Hand in Hand
Von Annuschka Eckhardt
Wie im Großen, so im Kleinen – Gelaber um die »Brandmauer«: Im Landkreis Rostock hat die CDU mit der AfD paktiert, um eine Unterkunft für Geflüchtete zu verhindern. In einer ehemaligen Coca-Cola-Fabrik im Örtchen Ziesendorf soll eine Gemeinschaftsunterkunft für Asylsuchende eingerichtet werden. Keine besonders gelungene Standortwahl – der nächste Discounter ist rund eineinhalb Stunden Fußmarsch entfernt.
Doch darum geht es den Christdemokraten nicht: Die CDU-Fraktion beantragte genau wie die gemeinsame Fraktion von AfD und Bündnis Deutschland (BD) das Aussetzen der Pläne zur geplanten Flüchtlingsunterkunft in Ziesendorf. AfD und BD zogen ihren Antrag zurück, um sich dem CDU-Vorstoß anzuschließen, wie der Nordkurier am Montag berichtete. Mit großer Mehrheit wurde so das Aus der Planung der Unterkunft im ehemaligen Coca-Cola-Werk beschlossen.
In ihrer Kreistagssitzung am vergangenen Mittwoch hatte die CDU den Landtag aufgefordert, »sich bei der Landesregierung für eine grundlegende Veränderung in der Migrationspolitik einzusetzen«, wie der Website zu entnehmen ist. Eine weitere Überlastung der Kommunen durch die Zuweisung von Asylsuchenden, ohne die zugesagte Schaffung ausreichender Kapazitäten in den Erstaufnahmeeinrichtungen, sei »nicht länger hinnehmbar und von der kommunalen Ebene nicht mehr zu bewältigen«. Des weiteren werde der Landrat aufgefordert, die Planungen für eine Gemeinschaftsunterkunft in der Gemeinde Ziesendorf auszusetzen. Statt dessen sollten alternative Unterbringungsmöglichkeiten geprüft werden, die »angemessener sind und die Aufnahmefähigkeit der örtlichen Bevölkerung weniger belasten«. Dabei sollte insbesondere auch die Möglichkeit einer dezentralen Unterbringung in Betracht gezogen werden, so die CDU.

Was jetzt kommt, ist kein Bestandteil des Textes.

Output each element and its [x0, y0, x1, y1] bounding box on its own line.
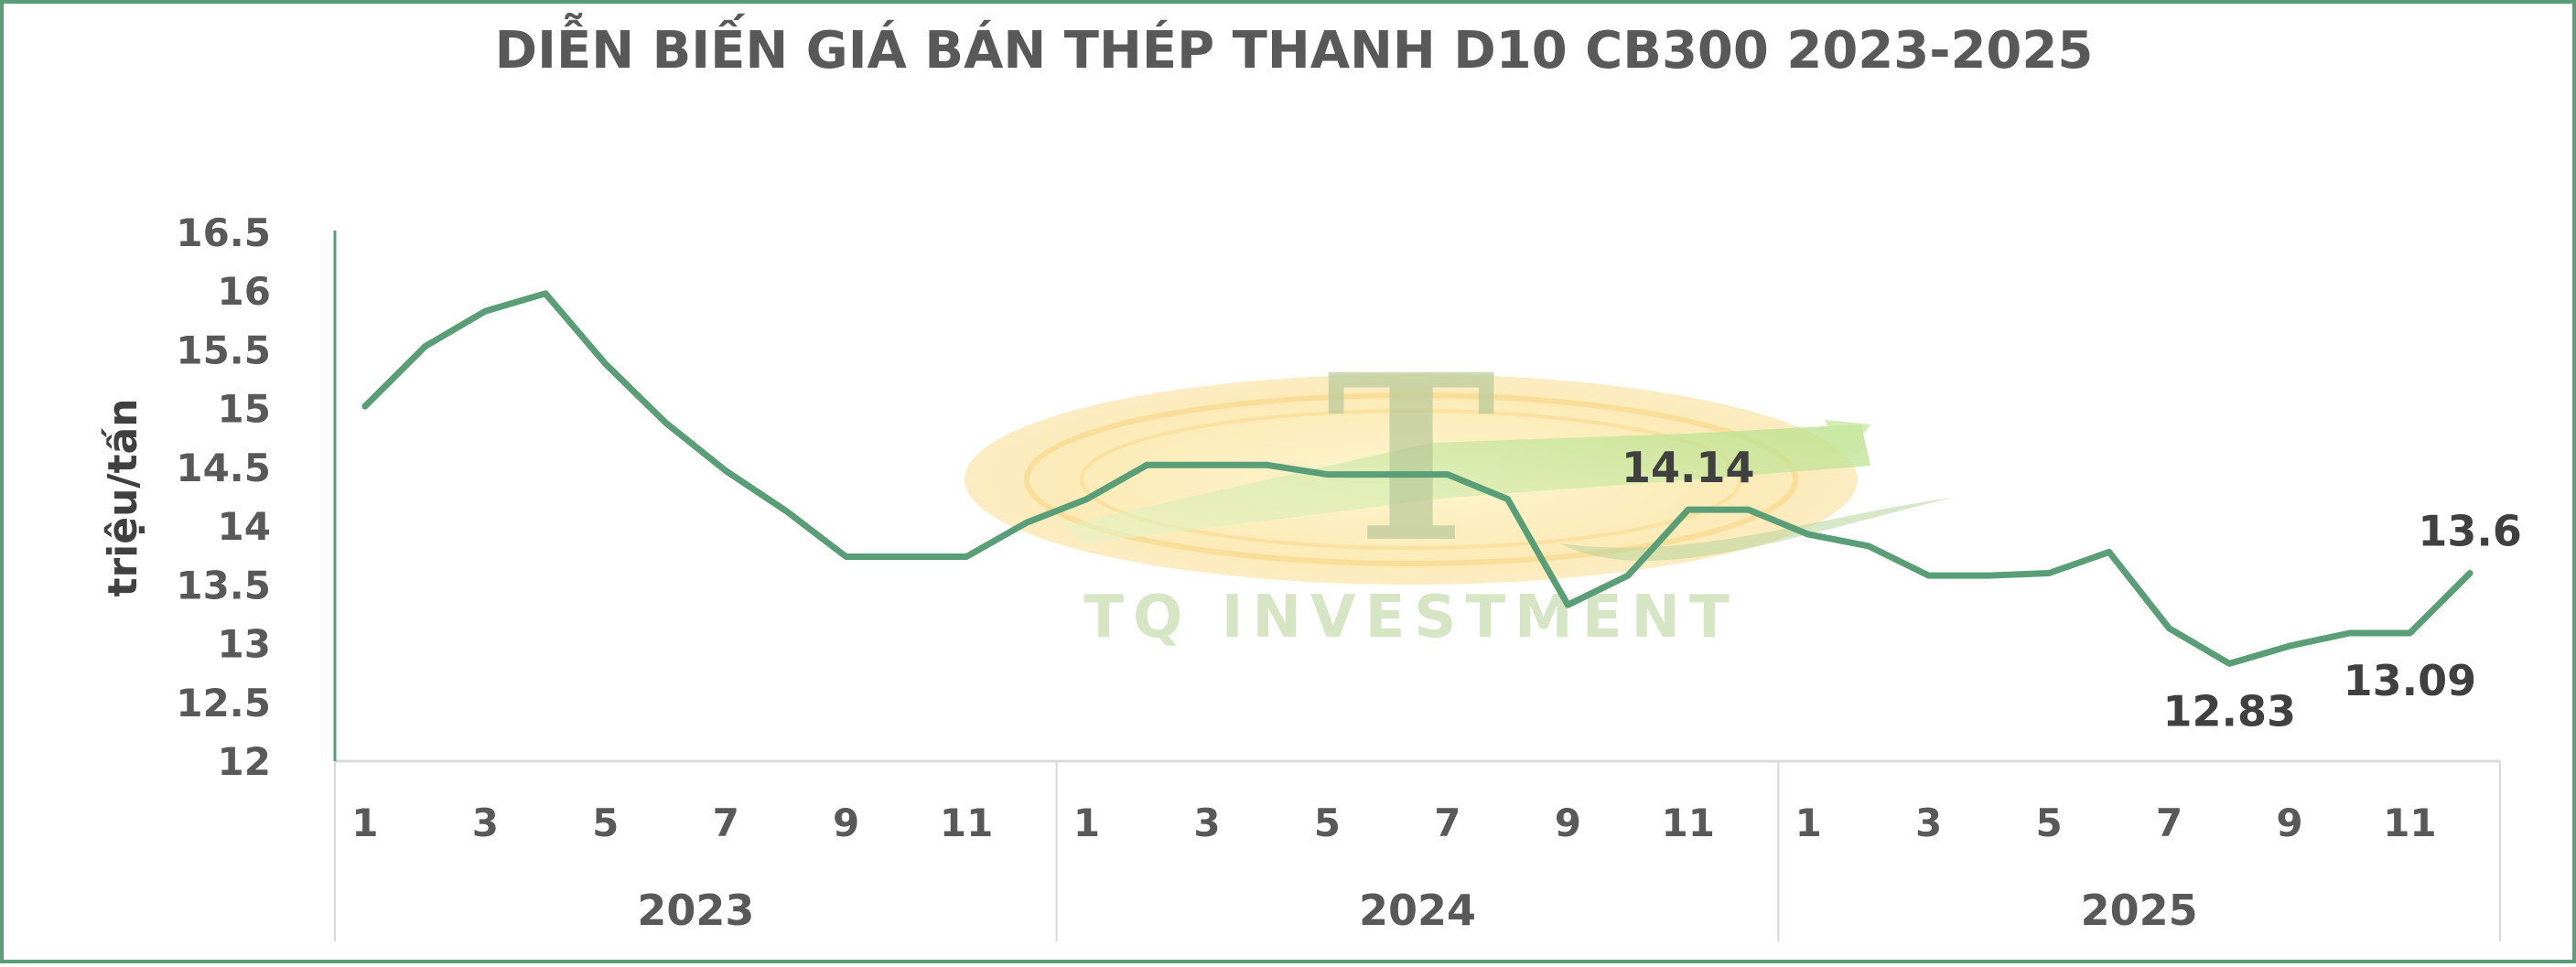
x-tick-label: 5: [592, 800, 619, 845]
y-tick-label: 13: [218, 622, 271, 667]
y-tick-label: 12.5: [176, 681, 271, 725]
x-tick-label: 7: [713, 800, 739, 845]
y-tick-label: 12: [218, 739, 271, 784]
x-tick-label: 7: [2156, 800, 2183, 845]
y-tick-label: 15.5: [176, 328, 271, 372]
x-tick-label: 3: [1193, 800, 1220, 845]
x-tick-label: 11: [2383, 800, 2436, 845]
x-tick-label: 5: [2035, 800, 2062, 845]
chart-axes: [333, 231, 2501, 941]
data-label: 13.09: [2344, 656, 2477, 705]
y-axis-ticks: 12 12.5 13 13.5 14 14.5 15 15.5 16 16.5: [176, 210, 271, 784]
x-tick-label: 9: [833, 800, 859, 845]
watermark-text: TQ INVESTMENT: [1083, 584, 1738, 651]
series-line: [361, 290, 2474, 667]
data-label: 14.14: [1622, 443, 1755, 492]
x-axis-ticks: 1 3 5 7 9 11 1 3 5 7 9 11 1 3 5 7 9 11: [351, 800, 2436, 845]
x-tick-label: 1: [1073, 800, 1100, 845]
x-tick-label: 3: [1915, 800, 1942, 845]
data-labels: 14.14 12.83 13.09 13.6: [1622, 443, 2522, 736]
x-tick-label: 1: [1795, 800, 1822, 845]
x-tick-label: 1: [351, 800, 378, 845]
x-tick-label: 7: [1434, 800, 1460, 845]
x-tick-label: 9: [2276, 800, 2302, 845]
y-tick-label: 14: [218, 504, 271, 549]
watermark-letter: T: [1326, 324, 1496, 593]
x-tick-label: 11: [940, 800, 993, 845]
y-tick-label: 16: [218, 269, 271, 314]
x-group-label: 2023: [637, 886, 754, 935]
chart-title: DIỄN BIẾN GIÁ BÁN THÉP THANH D10 CB300 2…: [495, 14, 2094, 81]
x-tick-label: 9: [1555, 800, 1581, 845]
x-axis-groups: 2023 2024 2025: [637, 886, 2197, 935]
y-tick-label: 15: [218, 387, 271, 432]
x-tick-label: 5: [1314, 800, 1341, 845]
y-axis-label: triệu/tấn: [100, 398, 146, 596]
y-tick-label: 13.5: [176, 563, 271, 607]
x-group-label: 2024: [1359, 886, 1476, 935]
series-group: [361, 290, 2474, 667]
data-label: 13.6: [2418, 506, 2522, 555]
x-tick-label: 3: [472, 800, 499, 845]
y-tick-label: 14.5: [176, 446, 271, 490]
line-chart: T TQ INVESTMENT DIỄN BIẾN GIÁ BÁN THÉP T…: [100, 14, 2522, 941]
x-tick-label: 11: [1662, 800, 1715, 845]
x-group-label: 2025: [2081, 886, 2198, 935]
data-label: 12.83: [2162, 686, 2296, 736]
y-tick-label: 16.5: [176, 210, 271, 255]
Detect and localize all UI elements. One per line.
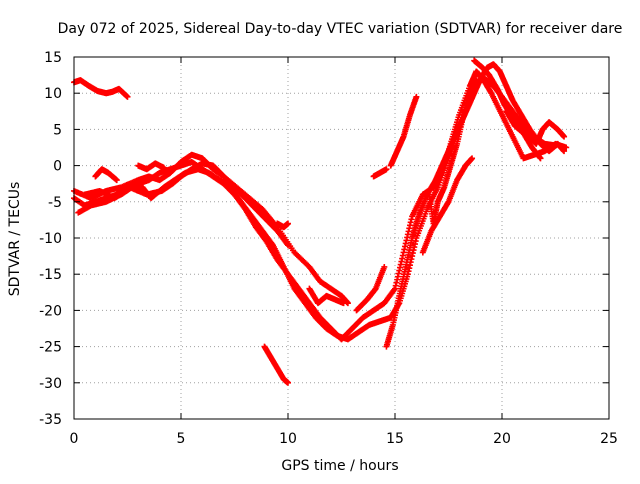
y-tick-label: -20 (39, 303, 62, 319)
series-track-12 (387, 93, 420, 169)
series-track-5 (81, 160, 291, 249)
axes: 0 5 10 15 20 25 -35 -30 -25 -20 -15 -10 -5 0 5 10 15 (39, 50, 618, 447)
data-point (537, 155, 544, 162)
data-point (160, 164, 167, 171)
series-track-8 (261, 343, 291, 386)
y-tick-label: 10 (44, 86, 62, 102)
data-point (285, 220, 291, 227)
x-tick-label: 25 (600, 431, 618, 447)
x-tick-label: 15 (386, 431, 404, 447)
y-tick-label: -25 (39, 340, 62, 356)
data-point (469, 155, 476, 162)
grid (74, 57, 609, 419)
data-point (561, 148, 568, 155)
x-tick-label: 20 (493, 431, 511, 447)
series-track-10 (306, 285, 347, 307)
x-tick-label: 0 (70, 431, 79, 447)
y-tick-label: 15 (44, 50, 62, 66)
data-point (561, 133, 568, 140)
y-tick-label: -15 (39, 267, 62, 283)
y-axis-label: SDTVAR / TECUs (7, 182, 23, 297)
series-track-18 (503, 108, 544, 162)
data-point (285, 242, 291, 249)
y-tick-label: 0 (53, 159, 62, 175)
x-tick-label: 5 (177, 431, 186, 447)
y-tick-label: -10 (39, 231, 62, 247)
series-track-13 (353, 263, 388, 314)
y-tick-label: 5 (53, 122, 62, 138)
data-point (381, 263, 388, 270)
series-track-16 (419, 155, 476, 256)
data-point (383, 166, 390, 173)
x-axis-label: GPS time / hours (281, 458, 398, 474)
series-track-11 (370, 166, 390, 180)
y-tick-label: -30 (39, 376, 62, 392)
series-track-17 (471, 57, 568, 147)
data-point (413, 93, 420, 100)
series-track-1 (71, 77, 131, 100)
data-point (285, 379, 291, 386)
data-point (473, 68, 480, 75)
x-tick-label: 10 (279, 431, 297, 447)
chart-title: Day 072 of 2025, Sidereal Day-to-day VTE… (58, 21, 623, 37)
data-layer (71, 57, 570, 386)
data-point (340, 300, 347, 307)
series-track-9 (274, 220, 291, 231)
series-track-6 (92, 166, 120, 184)
data-point (113, 177, 120, 184)
y-tick-label: -35 (39, 412, 62, 428)
y-tick-label: -5 (48, 195, 62, 211)
series-track-7 (135, 160, 167, 173)
data-point (124, 93, 131, 100)
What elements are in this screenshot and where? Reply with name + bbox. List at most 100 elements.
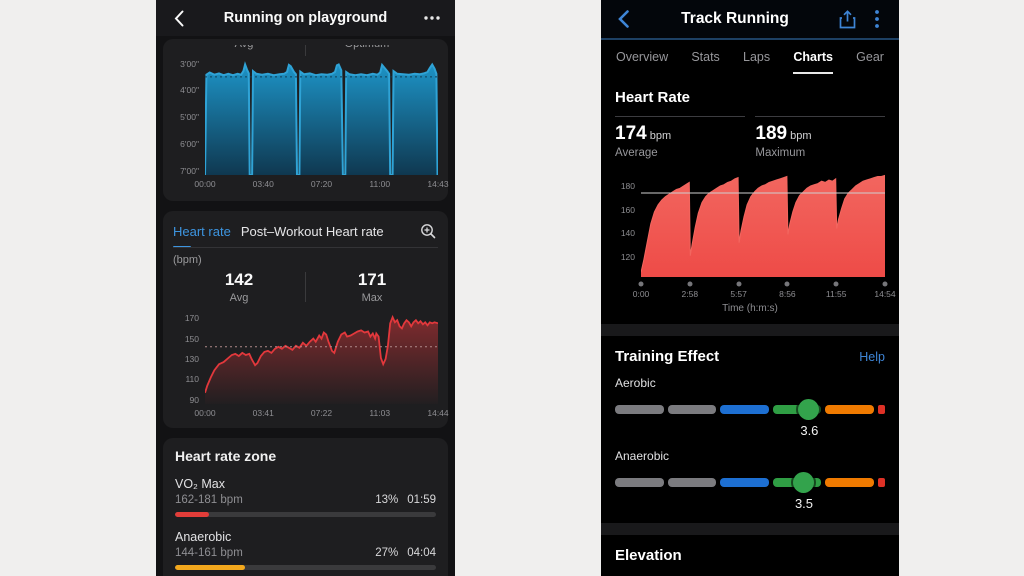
effect-scale-bar (615, 405, 885, 414)
training-effect-segment (772, 405, 822, 414)
y-axis-tick: 140 (620, 228, 635, 239)
x-axis-tick: 03:40 (252, 179, 274, 189)
training-effect-tip (877, 478, 885, 487)
y-axis-tick: 3'00" (180, 58, 199, 69)
y-axis-tick: 4'00" (180, 85, 199, 96)
heart-rate-area-chart: 180 160 140 120 0:00 2:58 5:57 8:56 11:55 14:54 (615, 167, 896, 301)
x-axis-tick: 8:56 (779, 289, 796, 299)
x-axis-tick: 11:03 (369, 408, 391, 418)
training-effect-segment (667, 405, 717, 414)
legend-divider (305, 45, 306, 56)
y-axis-unit-label: (bpm) (173, 254, 202, 266)
section-separator (601, 523, 899, 535)
ellipsis-horizontal-icon (424, 16, 440, 20)
y-axis-tick: 160 (620, 204, 635, 215)
left-app-header: Running on playground (156, 0, 455, 36)
y-axis-tick: 170 (184, 313, 199, 324)
pace-plot (205, 61, 438, 175)
help-link[interactable]: Help (859, 350, 885, 364)
maximum-stat: 189 bpm Maximum (755, 116, 885, 159)
x-axis-dot (833, 281, 839, 287)
zone-range: 162-181 bpm (175, 494, 243, 506)
max-stat: 171 Max (306, 270, 438, 304)
tab-laps[interactable]: Laps (743, 50, 771, 64)
tab-post-workout-heart-rate[interactable]: Post–Workout Heart rate (240, 223, 384, 239)
x-axis-tick: 14:54 (874, 289, 896, 299)
zone-percent: 13% (375, 494, 399, 506)
x-axis-tick: 00:00 (194, 408, 216, 418)
effect-scale-bar (615, 478, 885, 487)
zone-duration: 04:04 (407, 547, 436, 559)
average-unit: bpm (649, 130, 672, 142)
tab-stats[interactable]: Stats (691, 50, 720, 64)
page-title: Running on playground (223, 10, 388, 26)
avg-stat: 142 Avg (173, 270, 305, 304)
chevron-left-icon (617, 10, 629, 28)
training-effect-segment (825, 405, 874, 414)
tab-gear[interactable]: Gear (856, 50, 884, 64)
anaerobic-effect-gauge: 3.5 (615, 471, 885, 511)
right-app-header: Track Running (601, 0, 899, 40)
avg-label: Avg (229, 292, 249, 304)
x-axis-dot (784, 281, 790, 287)
x-axis-tick: 07:22 (310, 408, 333, 418)
share-button[interactable] (837, 9, 857, 29)
zone-row-anaerobic: Anaerobic 144-161 bpm 27% 04:04 (175, 530, 436, 570)
y-axis-tick: 7'00" (180, 165, 199, 176)
x-axis-tick: 07:20 (310, 179, 333, 189)
x-axis-dot (687, 281, 693, 287)
zone-card-title: Heart rate zone (175, 448, 277, 464)
zone-range: 144-161 bpm (175, 547, 243, 559)
more-menu-button[interactable] (422, 8, 442, 28)
training-effect-segment (667, 478, 717, 487)
average-stat: 174 bpm Average (615, 116, 745, 159)
y-axis-tick: 130 (184, 354, 199, 365)
y-axis-tick: 110 (185, 374, 199, 385)
effect-marker (793, 472, 814, 493)
stats-divider (305, 272, 306, 302)
tab-heart-rate[interactable]: Heart rate (173, 223, 231, 239)
heart-rate-chart: 170 150 130 110 90 00:00 03:41 07:22 11:03 14:44 (173, 310, 449, 420)
effect-value: 3.6 (800, 423, 819, 438)
x-axis-tick: 0:00 (632, 289, 650, 299)
training-effect-segment (615, 478, 664, 487)
zone-row-vo2max: VO₂ Max 162-181 bpm 13% 01:59 (175, 477, 436, 517)
heart-rate-stats: 174 bpm Average 189 bpm Maximum (615, 116, 885, 159)
effect-value: 3.5 (794, 496, 814, 511)
tab-charts[interactable]: Charts (793, 50, 833, 74)
zone-name: VO₂ Max (175, 477, 225, 491)
training-effect-segment (825, 478, 874, 487)
pace-chart: 3'00" 4'00" 5'00" 6'00" 7'00" 00:00 03:40 07:20… (173, 58, 448, 193)
y-axis-tick: 120 (620, 251, 635, 262)
zone-progress-track (175, 512, 436, 517)
page-title: Track Running (681, 10, 789, 27)
back-button[interactable] (613, 9, 633, 29)
training-effect-segment (720, 478, 769, 487)
heart-rate-card: Heart rate Post–Workout Heart rate (bpm)… (163, 211, 449, 428)
zone-name: Anaerobic (175, 530, 232, 544)
back-button[interactable] (169, 8, 189, 28)
x-axis-title: Time (h:m:s) (722, 303, 778, 314)
y-axis-tick: 5'00" (180, 112, 199, 123)
pace-legend-optimum: Optimum (306, 45, 428, 56)
x-axis-tick: 00:00 (194, 179, 216, 189)
share-icon (839, 9, 855, 28)
avg-value: 142 (224, 270, 254, 289)
anaerobic-label: Anaerobic (615, 449, 670, 463)
zoom-chart-button[interactable] (418, 221, 438, 241)
maximum-label: Maximum (755, 147, 806, 159)
max-label: Max (361, 292, 383, 304)
heart-rate-tab-bar: Heart rate Post–Workout Heart rate (173, 217, 438, 241)
x-axis-tick: 5:57 (730, 289, 747, 299)
tab-overview[interactable]: Overview (616, 50, 669, 64)
zone-progress-fill (175, 512, 209, 517)
kebab-menu-button[interactable] (867, 9, 887, 29)
y-axis-tick: 180 (620, 180, 635, 191)
zone-duration: 01:59 (407, 494, 436, 506)
zone-percent: 27% (375, 547, 399, 559)
y-axis-tick: 6'00" (180, 138, 199, 149)
maximum-unit: bpm (790, 130, 812, 142)
tab-divider (173, 247, 438, 248)
magnifier-plus-icon (421, 224, 436, 239)
pace-legend-avg: Avg (183, 45, 305, 56)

Doch so einfach ist es nicht: Aus kommunalrechtlicher Sicht ist eine Aussetzung der Planung vermutlich nicht möglich, denn die Kommunen sollen im übertragenen Wirkungskreis des Landes handeln. Üblicherweise können sie solche Dinge nicht beschließen, es sei denn, es geht um ihre eigenen Grundstücke, dann kann auch der Kreistag entscheiden. Die Kreisverwaltung hat bereits eine Prüfung auf Widerspruch eingeleitet.
Die Zusammenarbeit von CDU und AfD auf Kreisebene sei in ihrem Bundesland kein Einzelfall, bestätigt Ulrike Seemann-Katz, Vorsitzende des Flüchtlingsrats Mecklenburg-Vorpommern, am Montag im junge Welt-Gespräch. »Die vielbeschworene ›Brandmauer‹ ist schon seit der letzten Kommunalwahl gefallen in ganz vielen kommunalen Parlamenten, auch in der Landeshauptstadt Schwerin. Es wurde gemeinsam mit der AfD gestimmt und so immer wieder versucht, Flüchtlingsunterbringung zu verhindern«, so Seemann-Katz. Zweifelsohne sei die Unterbringung in einer ehemaligen Coca-Cola-Fabrik schwierig. »Viele Geflüchtete so in den ländlichen Raum zu schaffen, das ist nicht wirklich integrativ.« Zusätzlich verunsicherten diese Debatten Asylsuchende, sofern diese sie mitbekämen. Das schüre Ängste.
»Landesweit wird unsere Arbeit sehr erschwert, weil niemand mehr darüber diskutiert, wie Geflüchtete untergebracht werden sollen, sondern es nur noch darum geht, ob sie überhaupt untergebracht werden«, kritisiert die Vorsitzende. Dabei seien die gesetzlichen Grundlagen andere. Es müsste überlegt werden, wo man die Geflüchteten unterbringe. »Wie können wir dafür sorgen, dass Asylsuchende sich hier wohlfühlen und wir nicht nachher lauter durch Kürzungen verelendete Menschen hier haben?« sorgt sich Seemann-Katz.